Some researchers are looking into more sophisticated treatments. Today rest and gradual return to normal activities are the only way to treat a concussion. But scientists are starting to look into interventions that might be able to reduce the injury and speed up the recovery process. When injuries happen in the brain, like anywhere else in the body, the immune system responds with inflammation, a cascade of biological responses that send blood, white blood cells and lots of other chemicals to the damaged site.
Sometimes, though, the immune response can cause more damage than the injury itself, which can make it slow to heal. Researchers are looking at different compounds that might stop the inflammation process before it becomes harmful. One such intervention, an antiviral agent called amantadine, has showed some interesting initial results.
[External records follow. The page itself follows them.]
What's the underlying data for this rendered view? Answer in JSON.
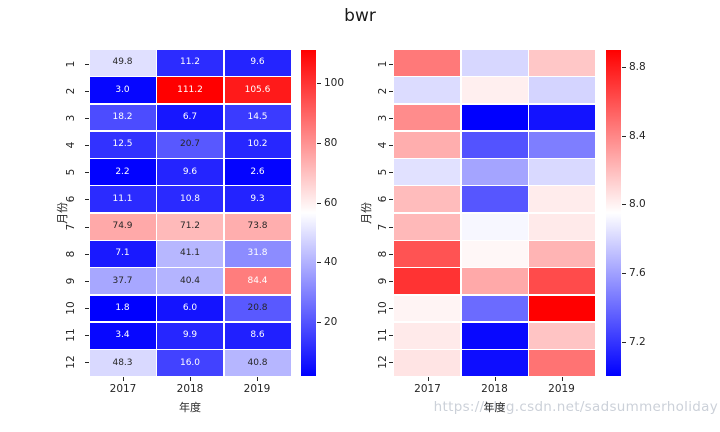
{
  "title": "bwr",
  "watermark": "https://blog.csdn.net/sadsummerholiday",
  "colors": {
    "colormap_blue": "#0000ff",
    "colormap_white": "#ffffff",
    "colormap_red": "#ff0000",
    "text": "#262626",
    "annotation_dark": "#262626",
    "annotation_light": "#ffffff",
    "watermark": "#ccd1d9"
  },
  "chart_data": [
    {
      "type": "heatmap",
      "name": "annotated-heatmap",
      "colormap": "bwr",
      "xlabel": "年度",
      "ylabel": "月份",
      "columns": [
        "2017",
        "2018",
        "2019"
      ],
      "rows": [
        "1",
        "2",
        "3",
        "4",
        "5",
        "6",
        "7",
        "8",
        "9",
        "10",
        "11",
        "12"
      ],
      "values": [
        [
          49.8,
          11.2,
          9.6
        ],
        [
          3.0,
          111.2,
          105.6
        ],
        [
          18.2,
          6.7,
          14.5
        ],
        [
          12.5,
          20.7,
          10.2
        ],
        [
          2.2,
          9.6,
          2.6
        ],
        [
          11.1,
          10.8,
          9.3
        ],
        [
          74.9,
          71.2,
          73.8
        ],
        [
          7.1,
          41.1,
          31.8
        ],
        [
          37.7,
          40.4,
          84.4
        ],
        [
          1.8,
          6.0,
          20.8
        ],
        [
          3.4,
          9.9,
          8.6
        ],
        [
          48.3,
          16.0,
          40.8
        ]
      ],
      "vmin": 1.8,
      "vmax": 111.2,
      "annotated": true,
      "annot_dark_cells": [
        [
          3,
          1
        ],
        [
          9,
          2
        ]
      ],
      "colorbar_tick_labels": [
        "20",
        "40",
        "60",
        "80",
        "100"
      ]
    },
    {
      "type": "heatmap",
      "name": "plain-heatmap",
      "colormap": "bwr",
      "xlabel": "年度",
      "ylabel": "月份",
      "columns": [
        "2017",
        "2018",
        "2019"
      ],
      "rows": [
        "1",
        "2",
        "3",
        "4",
        "5",
        "6",
        "7",
        "8",
        "9",
        "10",
        "11",
        "12"
      ],
      "values_estimated_from_color": true,
      "values": [
        [
          8.45,
          7.8,
          8.16
        ],
        [
          7.82,
          8.01,
          7.79
        ],
        [
          8.38,
          7.0,
          7.07
        ],
        [
          8.25,
          7.31,
          7.47
        ],
        [
          7.84,
          7.61,
          7.81
        ],
        [
          8.2,
          7.32,
          8.02
        ],
        [
          8.21,
          7.92,
          8.03
        ],
        [
          8.59,
          7.98,
          8.23
        ],
        [
          8.71,
          8.27,
          8.62
        ],
        [
          7.99,
          7.4,
          8.9
        ],
        [
          8.03,
          7.03,
          8.17
        ],
        [
          8.05,
          7.05,
          8.47
        ]
      ],
      "vmin": 7.0,
      "vmax": 8.9,
      "annotated": false,
      "colorbar_tick_labels": [
        "7.2",
        "7.6",
        "8.0",
        "8.4",
        "8.8"
      ]
    }
  ]
}
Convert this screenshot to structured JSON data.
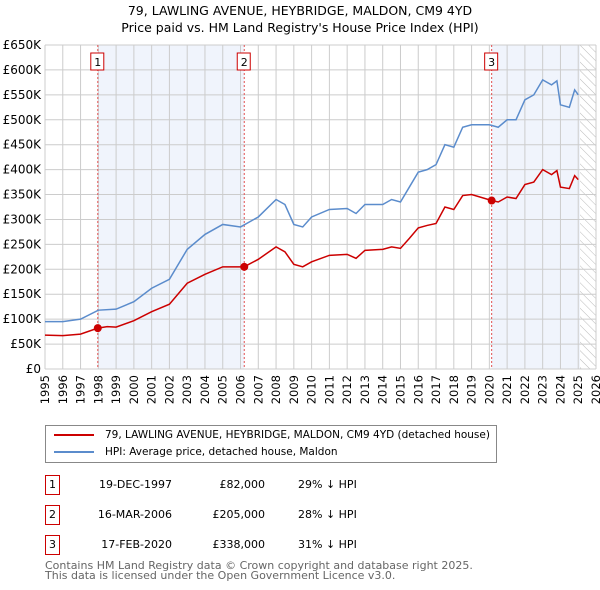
{
  "title": "79, LAWLING AVENUE, HEYBRIDGE, MALDON, CM9 4YD",
  "subtitle": "Price paid vs. HM Land Registry's House Price Index (HPI)",
  "chart_data": {
    "type": "line",
    "title": "79, LAWLING AVENUE, HEYBRIDGE, MALDON, CM9 4YD",
    "subtitle": "Price paid vs. HM Land Registry's House Price Index (HPI)",
    "xlim": [
      1995,
      2026
    ],
    "ylim": [
      0,
      650000
    ],
    "x_ticks": [
      "1995",
      "1996",
      "1997",
      "1998",
      "1999",
      "2000",
      "2001",
      "2002",
      "2003",
      "2004",
      "2005",
      "2006",
      "2007",
      "2008",
      "2009",
      "2010",
      "2011",
      "2012",
      "2013",
      "2014",
      "2015",
      "2016",
      "2017",
      "2018",
      "2019",
      "2020",
      "2021",
      "2022",
      "2023",
      "2024",
      "2025",
      "2026"
    ],
    "y_ticks": [
      "£0",
      "£50K",
      "£100K",
      "£150K",
      "£200K",
      "£250K",
      "£300K",
      "£350K",
      "£400K",
      "£450K",
      "£500K",
      "£550K",
      "£600K",
      "£650K"
    ],
    "grid": true,
    "series": [
      {
        "name": "79, LAWLING AVENUE, HEYBRIDGE, MALDON, CM9 4YD (detached house)",
        "color": "#cc0000",
        "x": [
          1995,
          1996,
          1997,
          1997.97,
          1998.5,
          1999,
          2000,
          2001,
          2002,
          2003,
          2004,
          2005,
          2006.2,
          2007,
          2008,
          2008.5,
          2009,
          2009.5,
          2010,
          2011,
          2012,
          2012.5,
          2013,
          2014,
          2014.5,
          2015,
          2015.5,
          2016,
          2016.5,
          2017,
          2017.5,
          2018,
          2018.5,
          2019,
          2020.13,
          2020.5,
          2021,
          2021.5,
          2022,
          2022.5,
          2023,
          2023.5,
          2023.8,
          2024,
          2024.5,
          2024.8,
          2025
        ],
        "y": [
          68000,
          67000,
          70000,
          82000,
          85000,
          84000,
          97000,
          115000,
          130000,
          172000,
          190000,
          205000,
          205000,
          220000,
          245000,
          235000,
          210000,
          205000,
          215000,
          228000,
          230000,
          222000,
          238000,
          240000,
          245000,
          242000,
          262000,
          283000,
          288000,
          292000,
          325000,
          320000,
          348000,
          350000,
          338000,
          335000,
          345000,
          342000,
          370000,
          375000,
          400000,
          390000,
          398000,
          365000,
          362000,
          388000,
          380000
        ]
      },
      {
        "name": "HPI: Average price, detached house, Maldon",
        "color": "#5b8ccc",
        "x": [
          1995,
          1996,
          1997,
          1998,
          1999,
          2000,
          2001,
          2002,
          2003,
          2004,
          2005,
          2006,
          2007,
          2008,
          2008.5,
          2009,
          2009.5,
          2010,
          2011,
          2012,
          2012.5,
          2013,
          2014,
          2014.5,
          2015,
          2015.5,
          2016,
          2016.5,
          2017,
          2017.5,
          2018,
          2018.5,
          2019,
          2020,
          2020.5,
          2021,
          2021.5,
          2022,
          2022.5,
          2023,
          2023.5,
          2023.8,
          2024,
          2024.5,
          2024.8,
          2025
        ],
        "y": [
          95000,
          95000,
          100000,
          118000,
          120000,
          135000,
          162000,
          180000,
          240000,
          270000,
          290000,
          285000,
          305000,
          340000,
          330000,
          290000,
          285000,
          305000,
          320000,
          322000,
          312000,
          330000,
          330000,
          340000,
          335000,
          365000,
          395000,
          400000,
          410000,
          450000,
          445000,
          485000,
          490000,
          490000,
          485000,
          500000,
          500000,
          540000,
          550000,
          580000,
          570000,
          578000,
          530000,
          525000,
          560000,
          550000
        ]
      }
    ],
    "sales": [
      {
        "label": "1",
        "x": 1997.97,
        "y": 82000
      },
      {
        "label": "2",
        "x": 2006.21,
        "y": 205000
      },
      {
        "label": "3",
        "x": 2020.13,
        "y": 338000
      }
    ],
    "data_end": 2025.1
  },
  "legend": {
    "property": "79, LAWLING AVENUE, HEYBRIDGE, MALDON, CM9 4YD (detached house)",
    "hpi": "HPI: Average price, detached house, Maldon"
  },
  "transactions": [
    {
      "num": "1",
      "date": "19-DEC-1997",
      "price": "£82,000",
      "hpi": "29% ↓ HPI"
    },
    {
      "num": "2",
      "date": "16-MAR-2006",
      "price": "£205,000",
      "hpi": "28% ↓ HPI"
    },
    {
      "num": "3",
      "date": "17-FEB-2020",
      "price": "£338,000",
      "hpi": "31% ↓ HPI"
    }
  ],
  "footer": [
    "Contains HM Land Registry data © Crown copyright and database right 2025.",
    "This data is licensed under the Open Government Licence v3.0."
  ]
}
Researchers are also devoting more attention to the long-term effects, such as CTE. The condition has only been discovered after patients died and scientists examined their brains. Researchers spent years convincing people that CTE is a real condition, said Ann McKee, a professor of neurology and pathology at the CTE Center at Boston University.
Now that there's greater awareness and funding, McKee and her colleagues are working on a way to diagnose the condition in living people. That understanding will help them develop treatments or interventions for CTE. "We know a lot of people are concerned that they have this — they've mentioned trouble with memory, organization and planning. We want to bring them some hope, something that will make their lives better," McKee said.
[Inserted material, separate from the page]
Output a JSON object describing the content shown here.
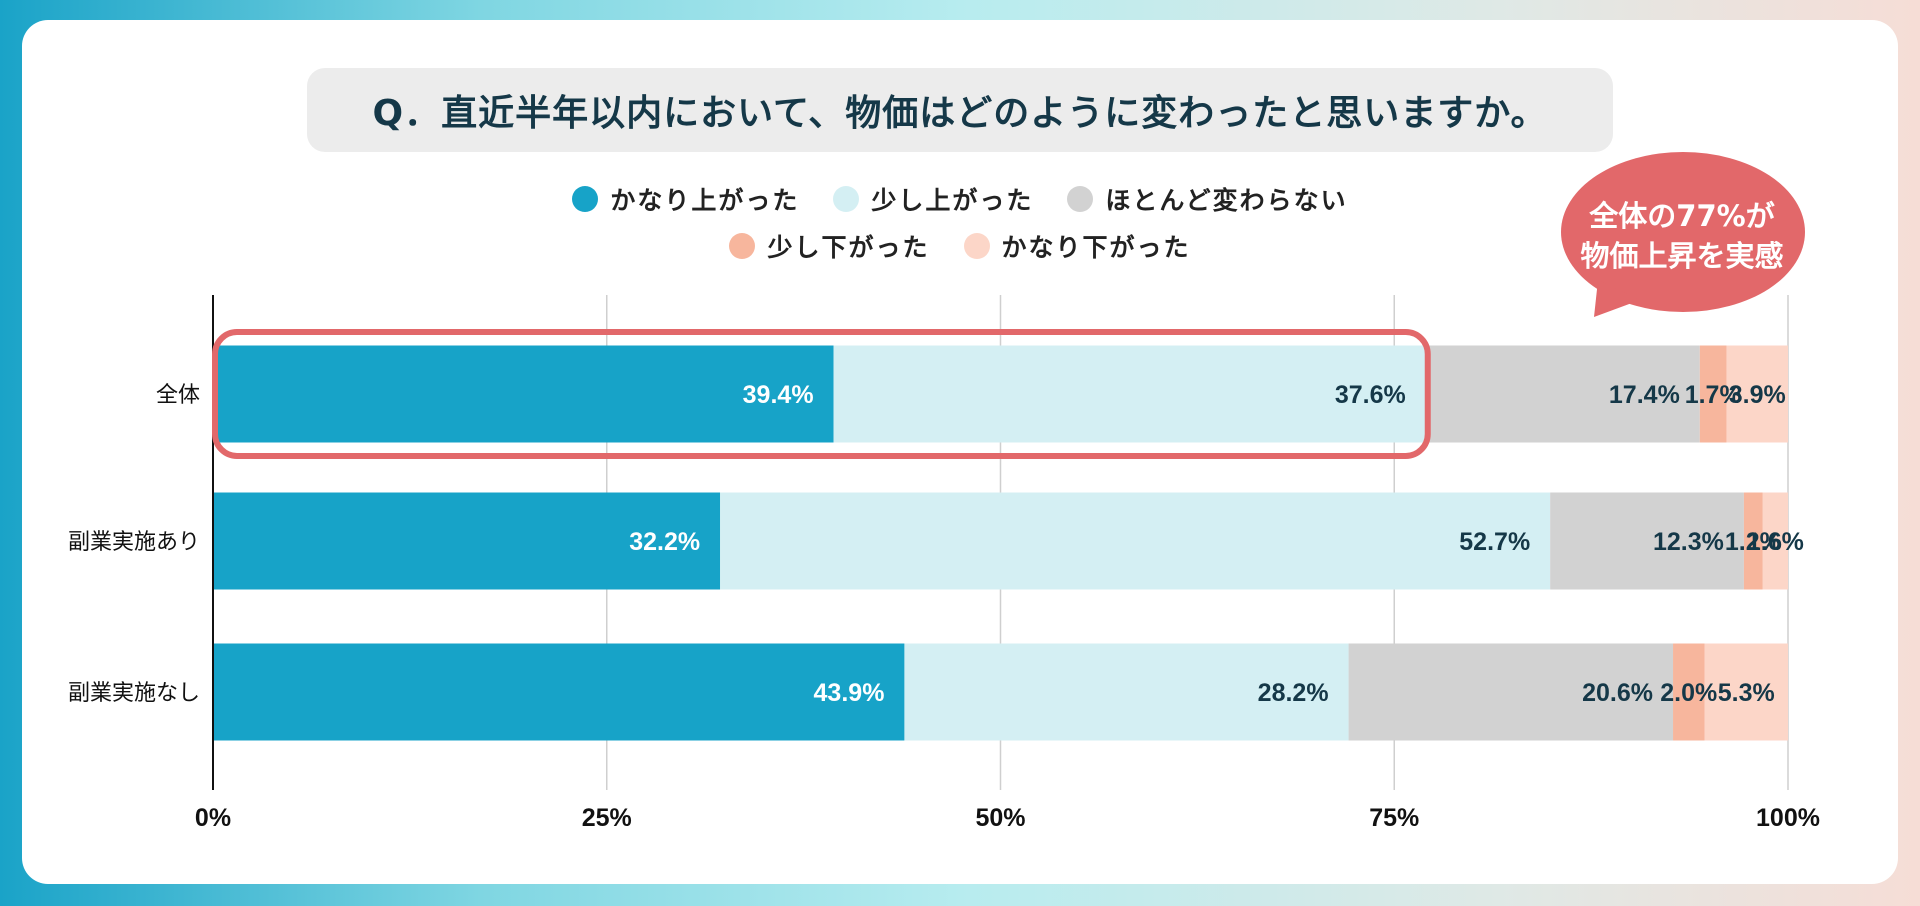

Though some engineers have been thinking creatively about helmets and protective gear that can prevent concussions, experts agree that gear is unlikely to be the silver bullet to stop injuries from happening. "I don't think there will ever be a concussion-proof helmet," said Penn State's Sebastianelli, because the brain can still be injured if it hits too hard into the skull.
Instead, in order to protect athletes from debilitating injuries, sports officials are starting to make changes in the culture and rules of the games themselves. Last year the NFL updated the rules regarding kickoffs so that fewer players would be injured in the brutal collisions that happened often upon return. The rules of youth football just got an overhaul to make the sport safer for young athletes. More profound changes for football may be on their way; other contact sports, such as soccer and hockey, are slowly following suit.
But the experts don't want to see football go extinct. Both Sebastianelli and Figler plan to watch the big game on Sunday. "I just want to see people play well and not get hurt. I don't care who wins," Sebastianelli says.